JAKARTA, HUMAS MKRI – Wakil Ketua Mahkamah Konstitusi (MK) Aswanto secara resmi menutup Bimbingan Teknis (Bimtek) Hukum Acara Pengujian Undang-Undang bagi Ikatan Perancang Peraturan Perundang-undangan Indonesia (IP3I) pada Jumat (12/11/2021). Kegiatan bimtek yang berlangsung empat hari pada 9-12 November 2021 secara daring ini terselenggara berkat kerja sama MK dengan IP3I.
“Pemahaman yang Ibu dan Bapak dapat dari materi bimtek, tidak hanya untuk Ibu dan Bapak, apalagi profesinya sebagai perancang peraturan perundang-undangan. Kita berharap, ada masukan-masukan dari bimtek yang bisa menjadi bahan pertimbangan ketika Ibu dan Bapak membuat rancangan peraturan perundang-undangan, mulai dari undang-undang sampai peraturan yang paling bawah,” kata Aswanto kepada para peserta dari IP3I.
Aswanto berharap, pengaturan rancangan peraturan perundang-undangan ketika lahir dari pemikiran para perancang peraturan perundang-undangan, dari awal sudah berwawasan hak konstitusional.
“Materi yang diberikan narasumber bimtek sebagai sesuatu yang mungkin sudah dipahami oleh Ibu dan Bapak. Tapi tentu ada hal-hal yang perlu kita sinkronkan, karena seringkali apa yang terjadi dalam praktik keseharian itu berbeda. Misalnya dengan melakukan praktik penyusunan permohonan pengujian undang-undang yang lebih memberikan pemahaman komprehensif,” jelas Aswanto.
Lebih lanjut Aswanto menegaskan bahwa peran MK sebagai The Guardian of Human Rights atau Pelindung Hak-Hak Asasi Manusia akan menjadi tidak efektif ketika warga negara tidak memahami hak-hak konstitusionalnya. Walaupun tema bimtek ini membahas Hukum Acara MK, namun substansi yang diperjuangkan dalam mengajukan pengujian undang-undang yang harus tunduk pada norma-norma atau tata cara yang harus dilalui jika seorang warga negara melakukan uji materi norma undang-undang, yang mungkin norma itu mendegradasikan hak konstitusional yang sudah dijamin dalam Konstitusi.

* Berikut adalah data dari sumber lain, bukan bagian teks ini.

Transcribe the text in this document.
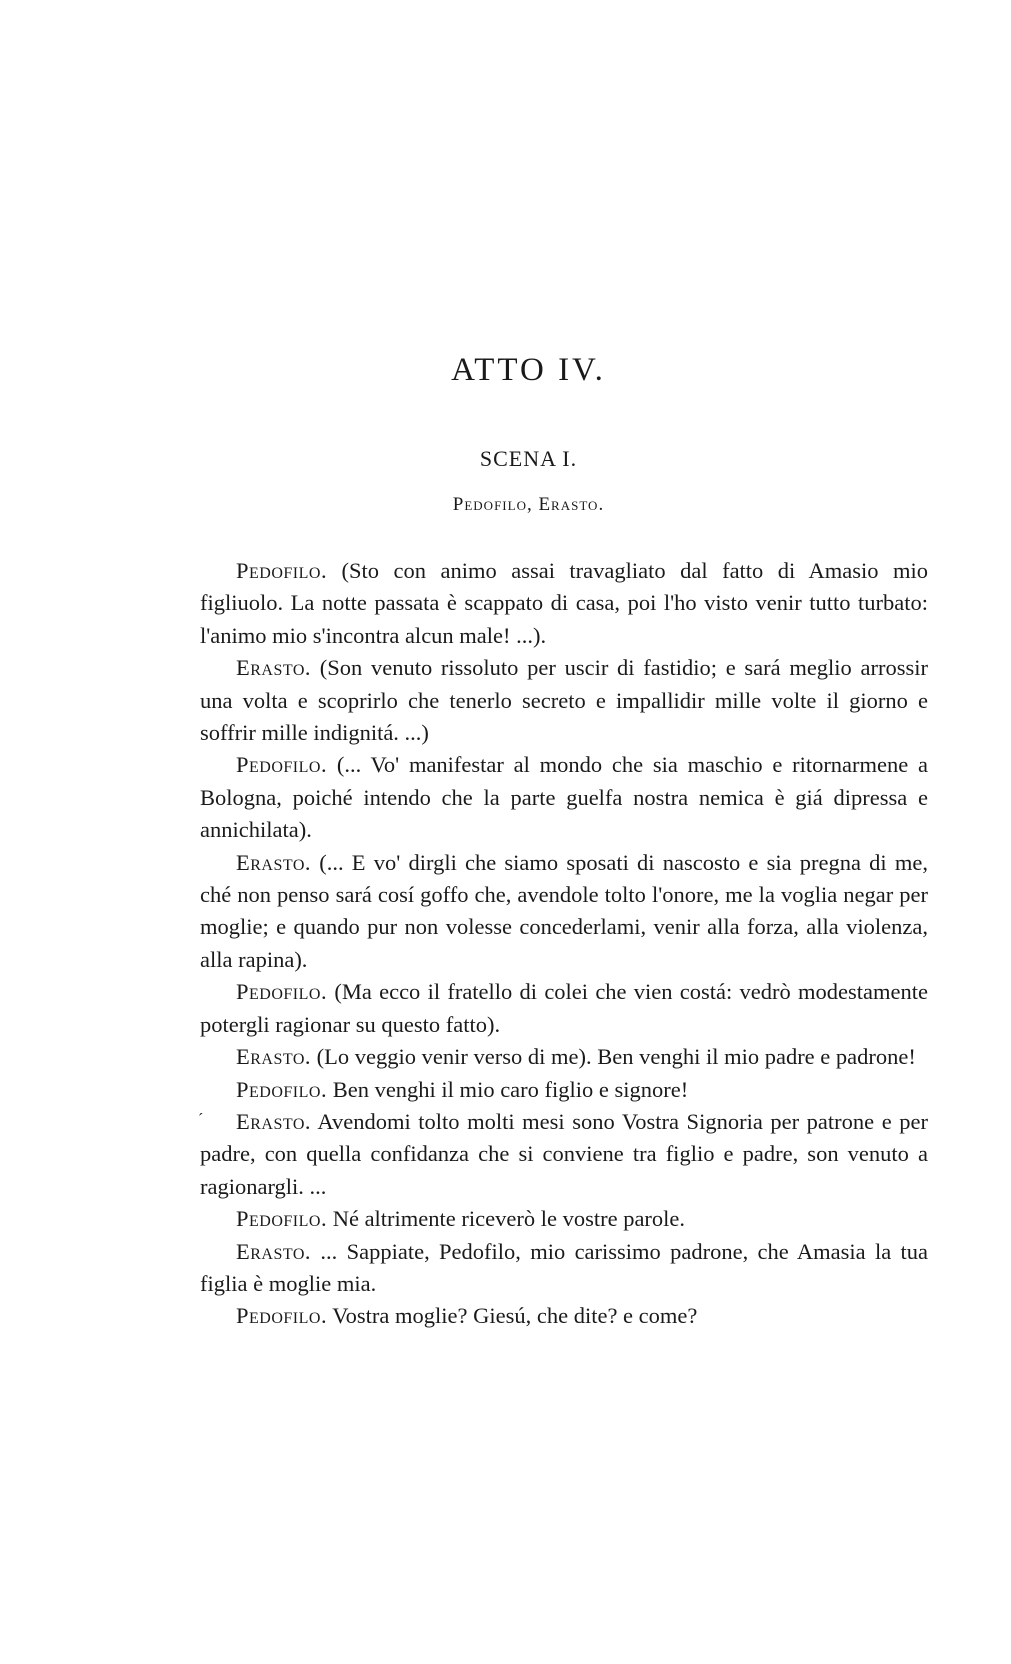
ATTO IV.
SCENA I.

Pedofilo, Erasto.

´

Pedofilo. (Sto con animo assai travagliato dal fatto di Amasio mio figliuolo. La notte passata è scappato di casa, poi l'ho visto venir tutto turbato: l'animo mio s'incontra alcun male! ...).

Erasto. (Son venuto rissoluto per uscir di fastidio; e sará meglio arrossir una volta e scoprirlo che tenerlo secreto e impallidir mille volte il giorno e soffrir mille indignitá. ...)

Pedofilo. (... Vo' manifestar al mondo che sia maschio e ritornarmene a Bologna, poiché intendo che la parte guelfa nostra nemica è giá dipressa e annichilata).

Erasto. (... E vo' dirgli che siamo sposati di nascosto e sia pregna di me, ché non penso sará cosí goffo che, avendole tolto l'onore, me la voglia negar per moglie; e quando pur non volesse concederlami, venir alla forza, alla violenza, alla rapina).

Pedofilo. (Ma ecco il fratello di colei che vien costá: vedrò modestamente potergli ragionar su questo fatto).

Erasto. (Lo veggio venir verso di me). Ben venghi il mio padre e padrone!

Pedofilo. Ben venghi il mio caro figlio e signore!

Erasto. Avendomi tolto molti mesi sono Vostra Signoria per patrone e per padre, con quella confidanza che si conviene tra figlio e padre, son venuto a ragionargli. ...

Pedofilo. Né altrimente riceverò le vostre parole.

Erasto. ... Sappiate, Pedofilo, mio carissimo padrone, che Amasia la tua figlia è moglie mia.

Pedofilo. Vostra moglie? Giesú, che dite? e come?
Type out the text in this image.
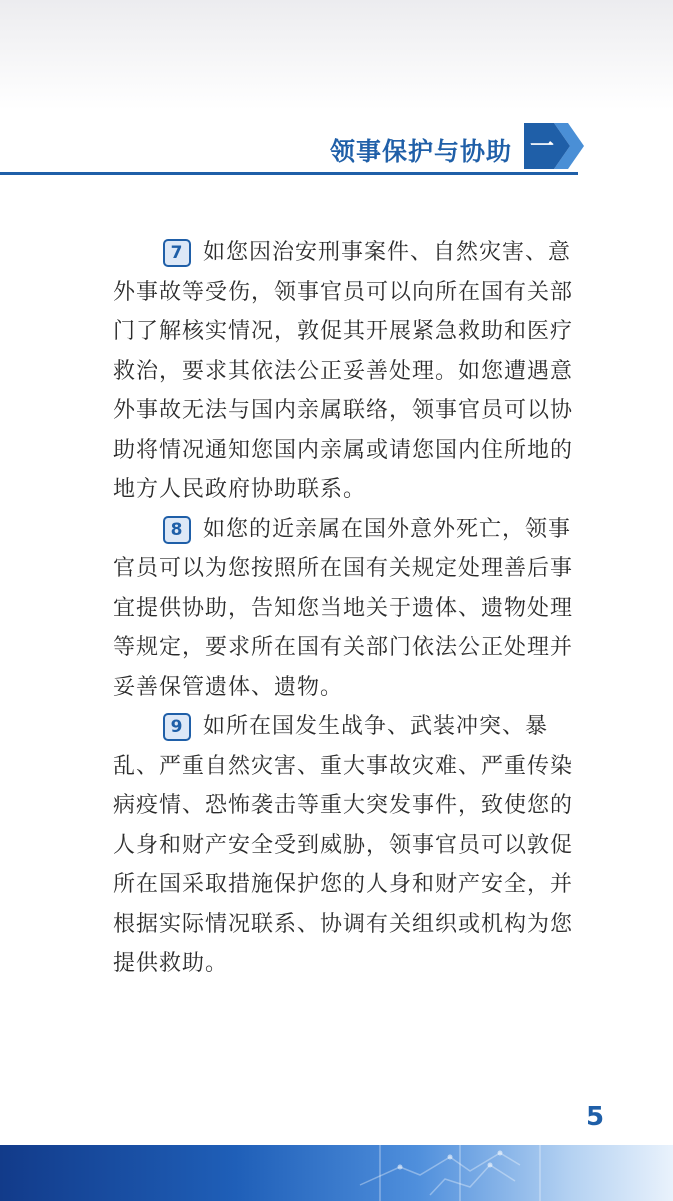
领事保护与协助 一

7 如您因治安刑事案件、自然灾害、意外事故等受伤，领事官员可以向所在国有关部门了解核实情况，敦促其开展紧急救助和医疗救治，要求其依法公正妥善处理。如您遭遇意外事故无法与国内亲属联络，领事官员可以协助将情况通知您国内亲属或请您国内住所地的地方人民政府协助联系。

8 如您的近亲属在国外意外死亡，领事官员可以为您按照所在国有关规定处理善后事宜提供协助，告知您当地关于遗体、遗物处理等规定，要求所在国有关部门依法公正处理并妥善保管遗体、遗物。

9 如所在国发生战争、武装冲突、暴乱、严重自然灾害、重大事故灾难、严重传染病疫情、恐怖袭击等重大突发事件，致使您的人身和财产安全受到威胁，领事官员可以敦促所在国采取措施保护您的人身和财产安全，并根据实际情况联系、协调有关组织或机构为您提供救助。

5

Sebelum amendemen UUD 1945, ungkap Aswanto, menjadi hal yang mustahil untuk mengubah sebuah undang-undang. Ketika dilakukan amendemen UUD 1945, lahirlah MK yang bertugas menjaga norma yang termaktub dalam suatu undang-undang tidak boleh bertentangan dengan norma dasar dalam konstitusi.
“Itu harapan kita. Seringkali antara harapan dan kenyataan itu berbeda. Berdasarkan ribuan perkara yang pernah ditangani MK, menjadi bukti bahwa antara harapan dan kenyataan itu berbeda. Harapan kita agar hak-hak konstitusional warga negara di-break down ke dalam undang-undang, betul-betul merupakan penjabaran untuk melakukan implementasi terhadap hak-hak asasi kita sebagaimana dijamin dalam konstitusi,” urai Aswanto.
Peran MK
Plt. Kepala Pusat Pendidikan Pancasila dan Konstitusi, Imam Margono, dalam sambutannya menyinggung peran MK dalam sistem ketatanegaraan RI. Imam juga mengungkapkan tanggung jawab MK dalam memberikan pemahaman kepada masyarakat tentang nilai-nilai Konstitusi yang bersumber dari nilai-nilai utama dari ideologi Pancasila.

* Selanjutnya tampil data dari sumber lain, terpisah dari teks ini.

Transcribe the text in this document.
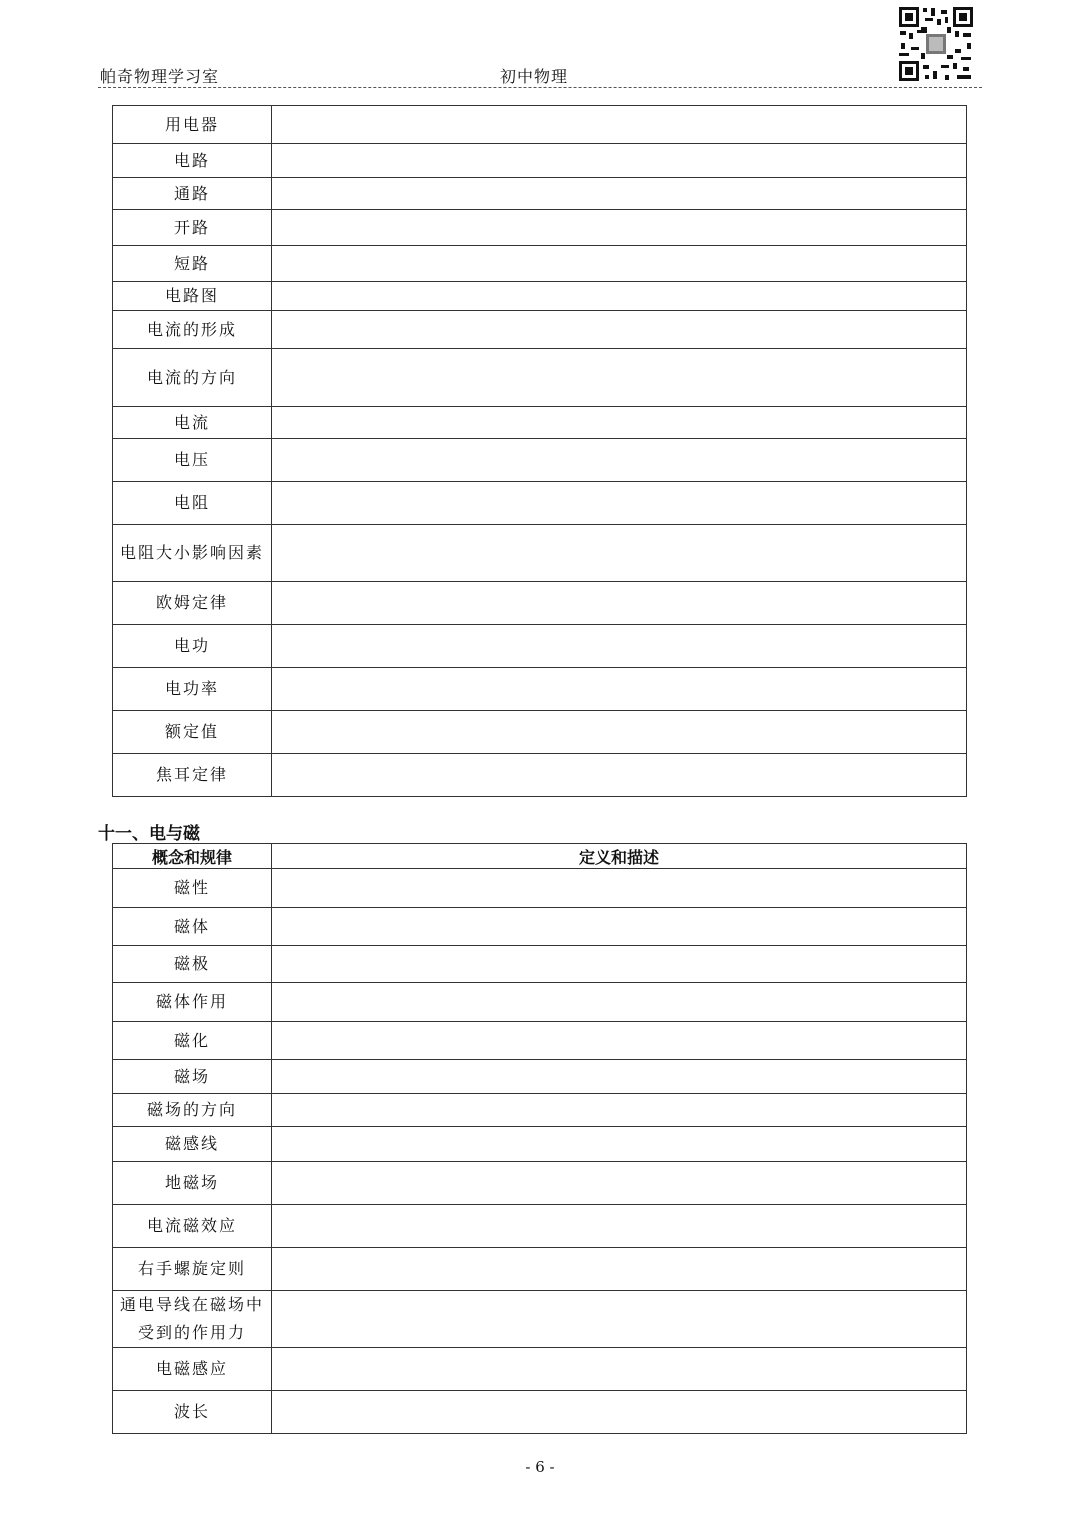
帕奇物理学习室	初中物理
用电器	
电路	
通路	
开路	
短路	
电路图	
电流的形成	
电流的方向	
电流	
电压	
电阻	
电阻大小影响因素	
欧姆定律	
电功	
电功率	
额定值	
焦耳定律	
十一、电与磁
概念和规律	定义和描述
磁性	
磁体	
磁极	
磁体作用	
磁化	
磁场	
磁场的方向	
磁感线	
地磁场	
电流磁效应	
右手螺旋定则	
通电导线在磁场中受到的作用力	
电磁感应	
波长	
- 6 -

“Mahkamah Konstitusi sebagai salah satu lembaga negara yang dibentuk pada masa reformasi dan melalui perubahan UUD 1945, keberadaannya dimaksudkan sebagai bagian strategis dari penataan sistem ketatanegaraan berupa institusionalisasi agenda reformasi yang mencakup demokratisasi, supremasi hukum, jaminan perlindungan hak-hak asasi manusia dan hak-hak konstitusional warga negara,” ucap Imam.

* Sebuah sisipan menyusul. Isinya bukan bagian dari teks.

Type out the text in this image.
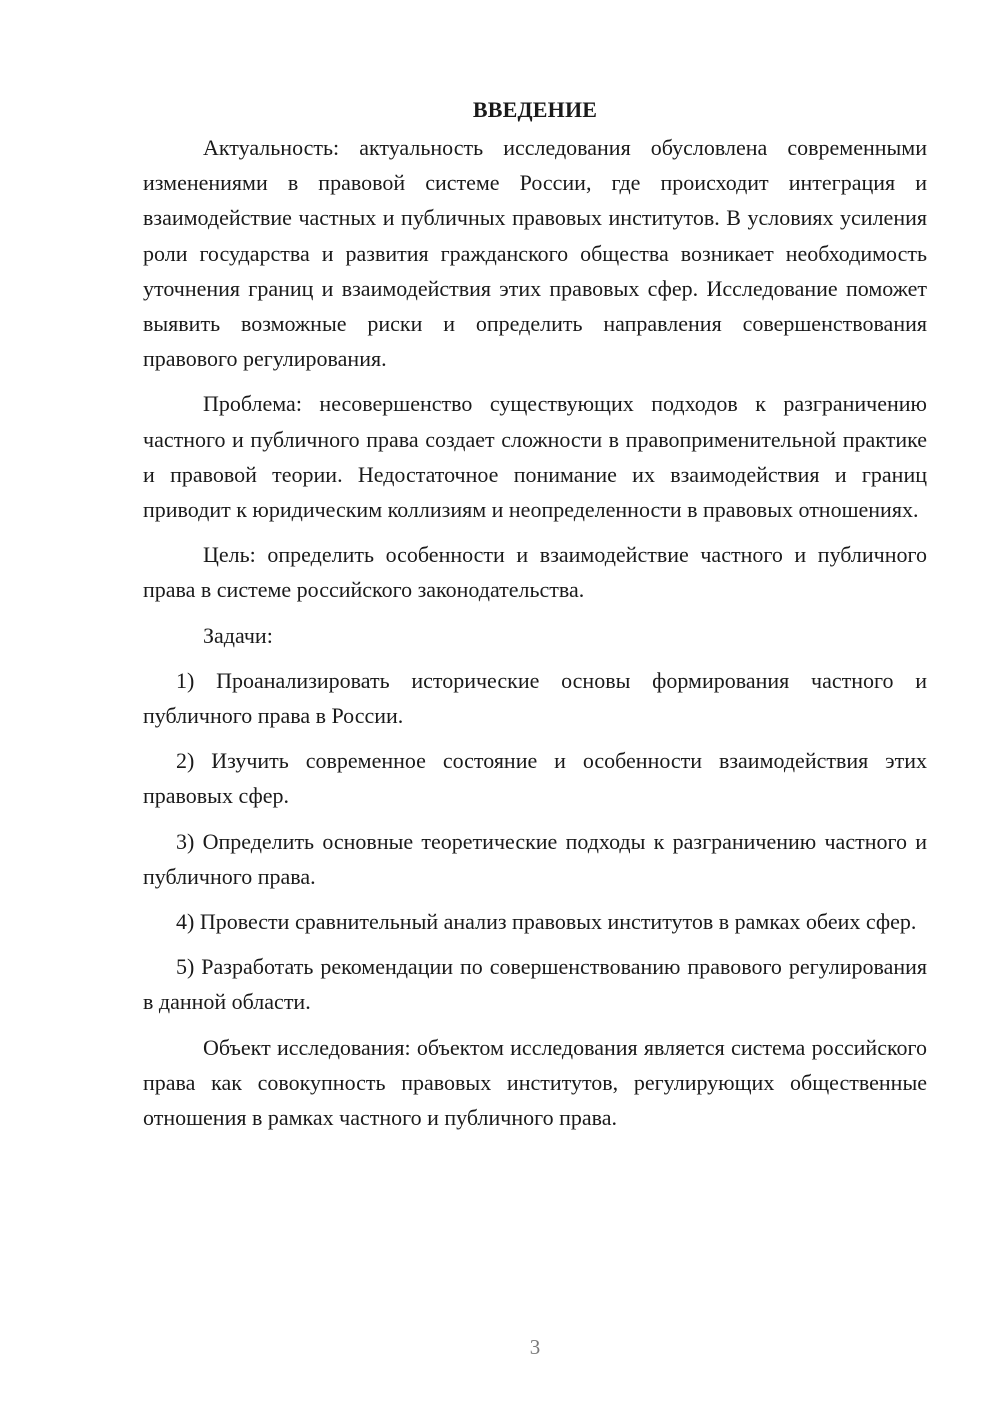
ВВЕДЕНИЕ

Актуальность: актуальность исследования обусловлена современными изменениями в правовой системе России, где происходит интеграция и взаимодействие частных и публичных правовых институтов. В условиях усиления роли государства и развития гражданского общества возникает необходимость уточнения границ и взаимодействия этих правовых сфер. Исследование поможет выявить возможные риски и определить направления совершенствования правового регулирования.

Проблема: несовершенство существующих подходов к разграничению частного и публичного права создает сложности в правоприменительной практике и правовой теории. Недостаточное понимание их взаимодействия и границ приводит к юридическим коллизиям и неопределенности в правовых отношениях.

Цель: определить особенности и взаимодействие частного и публичного права в системе российского законодательства.

Задачи:

1) Проанализировать исторические основы формирования частного и публичного права в России.

2) Изучить современное состояние и особенности взаимодействия этих правовых сфер.

3) Определить основные теоретические подходы к разграничению частного и публичного права.

4) Провести сравнительный анализ правовых институтов в рамках обеих сфер.

5) Разработать рекомендации по совершенствованию правового регулирования в данной области.

Объект исследования: объектом исследования является система российского права как совокупность правовых институтов, регулирующих общественные отношения в рамках частного и публичного права.

3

Sedangkan Sekretaris Jenderal IP3I, Yeni Nel Ikhwan menyampaikan ucapan terima kasih kepada panitia bimtek yang telah menyelenggarakan bimtek dengan baik, profesional, telaten, termasuk memberikan seluruh materi bimtek baik dari teknis maupun substansi pengujian peraturan perundang-undangan.
“Pusat Pendidikan Pancasila dan Konstitusi telah memberikan kesempatan dan kerja sama dalam rangka meningkatkan kapasitas dan kuantitas perancang peraturan perundang-undangan yang sekaligus menambah wawasan perancang peraturan perundang-undangan dalam pengujian undang-undang di Mahkamah Konstitusi,” tandas Yeni.
Penulis: Nano Tresna Arfana.
Editor: Nur R.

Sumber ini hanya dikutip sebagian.